Well, at the moment on gcc the perfomance with vector types is the same
as without vector types, so i'll leave the Linux version without vector
types (the code is #ifdef'ed).
When I was playing around with this last night... the best performance
came from your non-optimized, non-vectored code.
Why?
Because GCC translated it to optimized, vectored code.
By the way, i forgot to mentions that all my tests
where at 64 bits;
i'll try later on a 32 bit Ubuntu.
I was on 32 bit Ubuntu. Also, with GCC the 64-bit optimizer is known to
be better at optimising SIMD code.
Because I'm a sucker for these kinds of diversions, I came up with a
scheme that shaved about 1 second off your test (on my machine). It
assumes that `vecsize` is a power-of-two. The idea is to store stuff in
the processor registers, and access each buffer one page at a time (a
cache page is 64 bytes on x86... 16 floats).

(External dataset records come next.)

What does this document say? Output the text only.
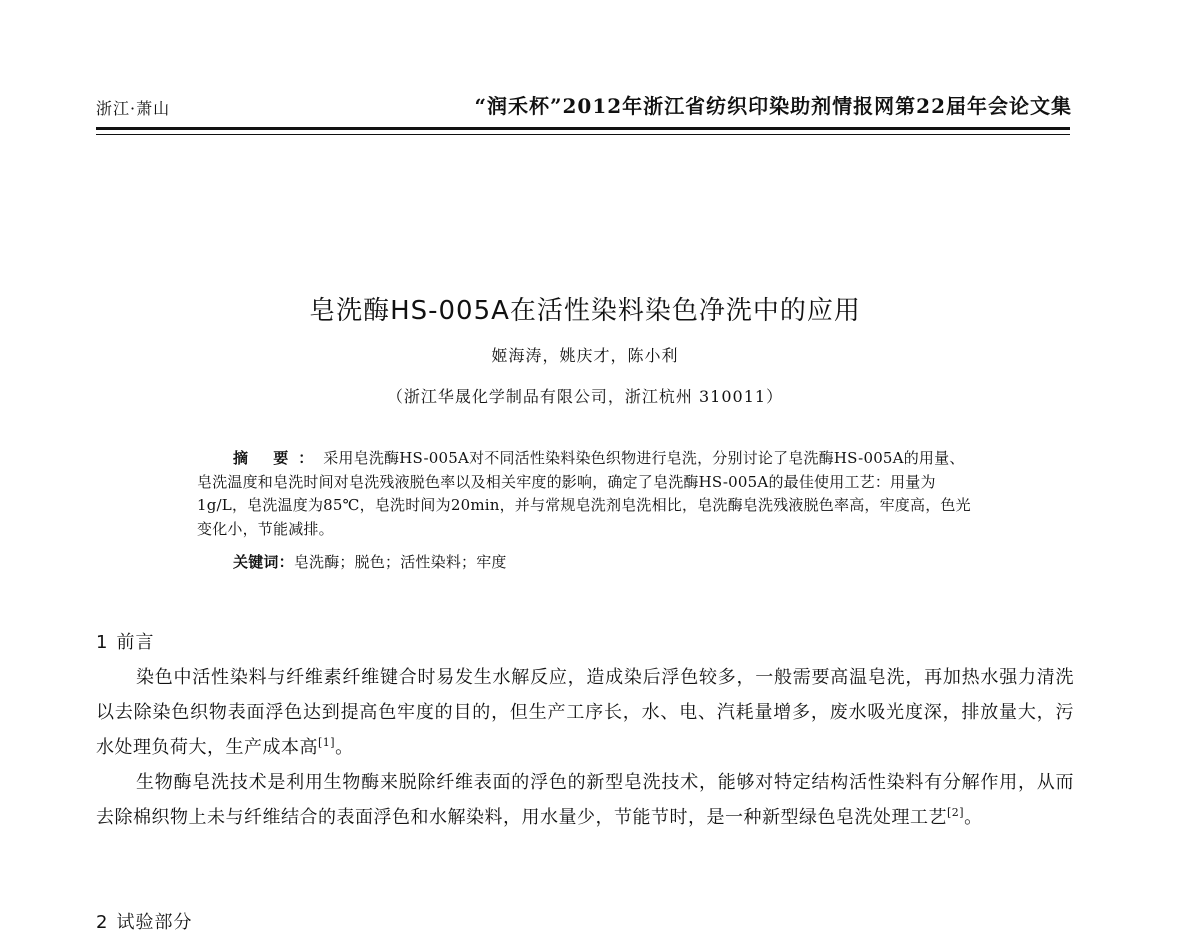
浙江·萧山	“润禾杯”2012年浙江省纺织印染助剂情报网第22届年会论文集
皂洗酶HS-005A在活性染料染色净洗中的应用
姬海涛，姚庆才，陈小利
（浙江华晟化学制品有限公司，浙江杭州 310011）
摘 要：采用皂洗酶HS-005A对不同活性染料染色织物进行皂洗，分别讨论了皂洗酶HS-005A的用量、皂洗温度和皂洗时间对皂洗残液脱色率以及相关牢度的影响，确定了皂洗酶HS-005A的最佳使用工艺：用量为1g/L，皂洗温度为85℃，皂洗时间为20min，并与常规皂洗剂皂洗相比，皂洗酶皂洗残液脱色率高，牢度高，色光变化小，节能减排。
关键词：皂洗酶；脱色；活性染料；牢度
1 前言
染色中活性染料与纤维素纤维键合时易发生水解反应，造成染后浮色较多，一般需要高温皂洗，再加热水强力清洗以去除染色织物表面浮色达到提高色牢度的目的，但生产工序长，水、电、汽耗量增多，废水吸光度深，排放量大，污水处理负荷大，生产成本高[1]。
生物酶皂洗技术是利用生物酶来脱除纤维表面的浮色的新型皂洗技术，能够对特定结构活性染料有分解作用，从而去除棉织物上未与纤维结合的表面浮色和水解染料，用水量少，节能节时，是一种新型绿色皂洗处理工艺[2]。
2 试验部分
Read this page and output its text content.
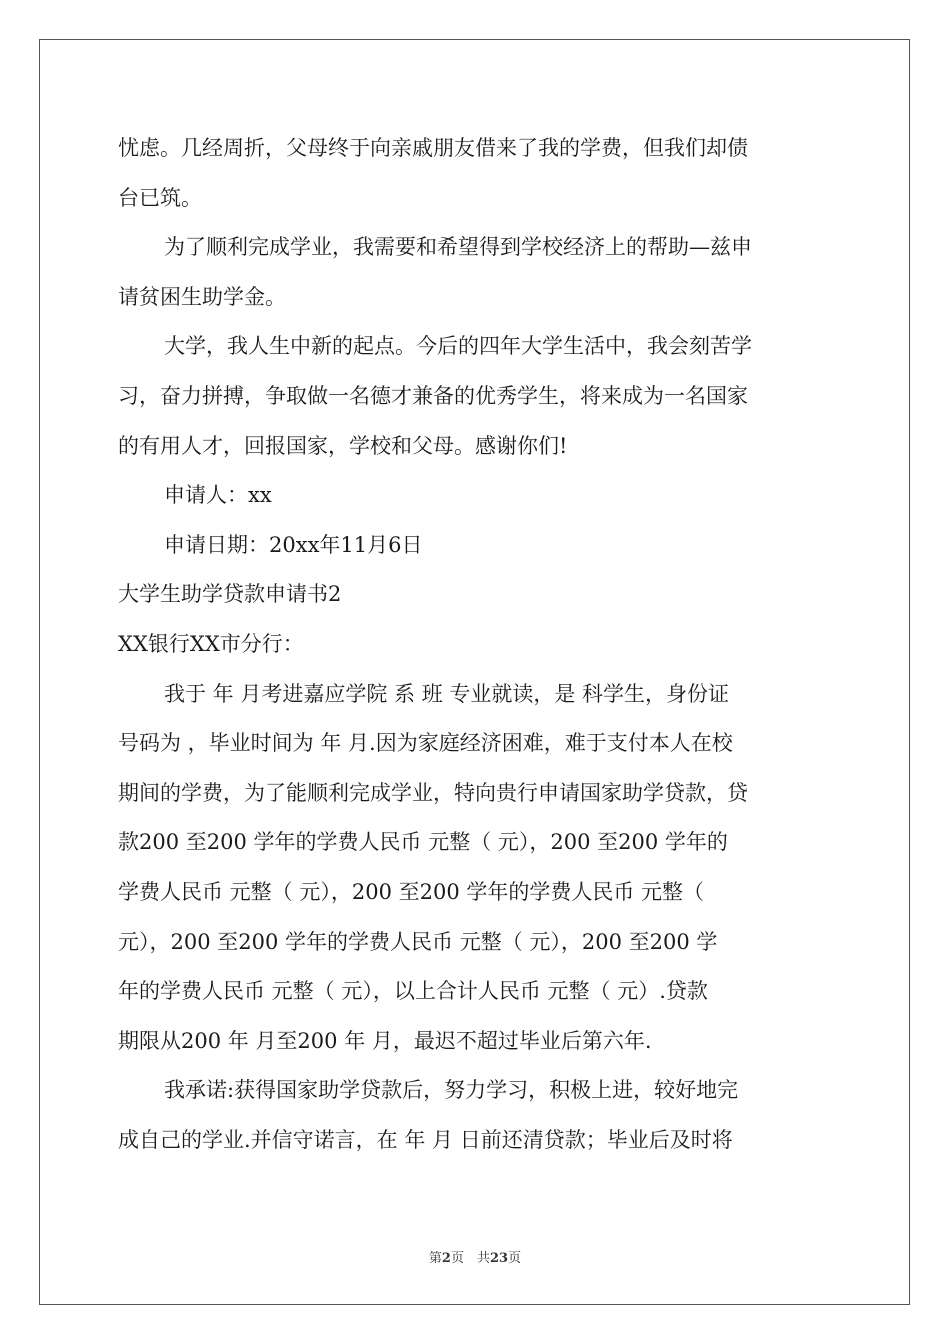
忧虑。几经周折，父母终于向亲戚朋友借来了我的学费，但我们却债
台已筑。
为了顺利完成学业，我需要和希望得到学校经济上的帮助—兹申
请贫困生助学金。
大学，我人生中新的起点。今后的四年大学生活中，我会刻苦学
习，奋力拼搏，争取做一名德才兼备的优秀学生，将来成为一名国家
的有用人才，回报国家，学校和父母。感谢你们!
申请人：xx
申请日期：20xx年11月6日
大学生助学贷款申请书2
XX银行XX市分行：
我于 年 月考进嘉应学院 系 班 专业就读，是 科学生，身份证
号码为 ，毕业时间为 年 月.因为家庭经济困难，难于支付本人在校
期间的学费，为了能顺利完成学业，特向贵行申请国家助学贷款，贷
款200 至200 学年的学费人民币 元整（ 元），200 至200 学年的
学费人民币 元整（ 元），200 至200 学年的学费人民币 元整（
元），200 至200 学年的学费人民币 元整（ 元），200 至200 学
年的学费人民币 元整（ 元），以上合计人民币 元整（ 元）.贷款
期限从200 年 月至200 年 月，最迟不超过毕业后第六年.
我承诺:获得国家助学贷款后，努力学习，积极上进，较好地完
成自己的学业.并信守诺言，在 年 月 日前还清贷款；毕业后及时将
第2页　共23页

static inline void add3_vec(float * restrict arg0, float * restrict
arg1, float * restrict arg2, unsigned int vecsize)
{
unsigned int i;
v4sf *v0, *v1, *v2;
v4sf c0, c1, c2, c3, c4, c5, c6, c7;
const unsigned cache_size = 4;
v0 = (v4sf*)arg0;
v1 = (v4sf*)arg1;
v2 = (v4sf*)arg2;
vecsize /= 4*cache_size;
while(vecsize--) {
c0 = *v0++;
c1 = *v0++;
c2 = *v0++;
c3 = *v0++;
c4 = *v1++;
c5 = *v1++;
c6 = *v1++;
c7 = *v1++;
*v2++ = c0 + c4;
*v2++ = c1 + c5;
*v2++ = c2 + c6;
*v2++ = c3 + c7;
}
}
-gabriel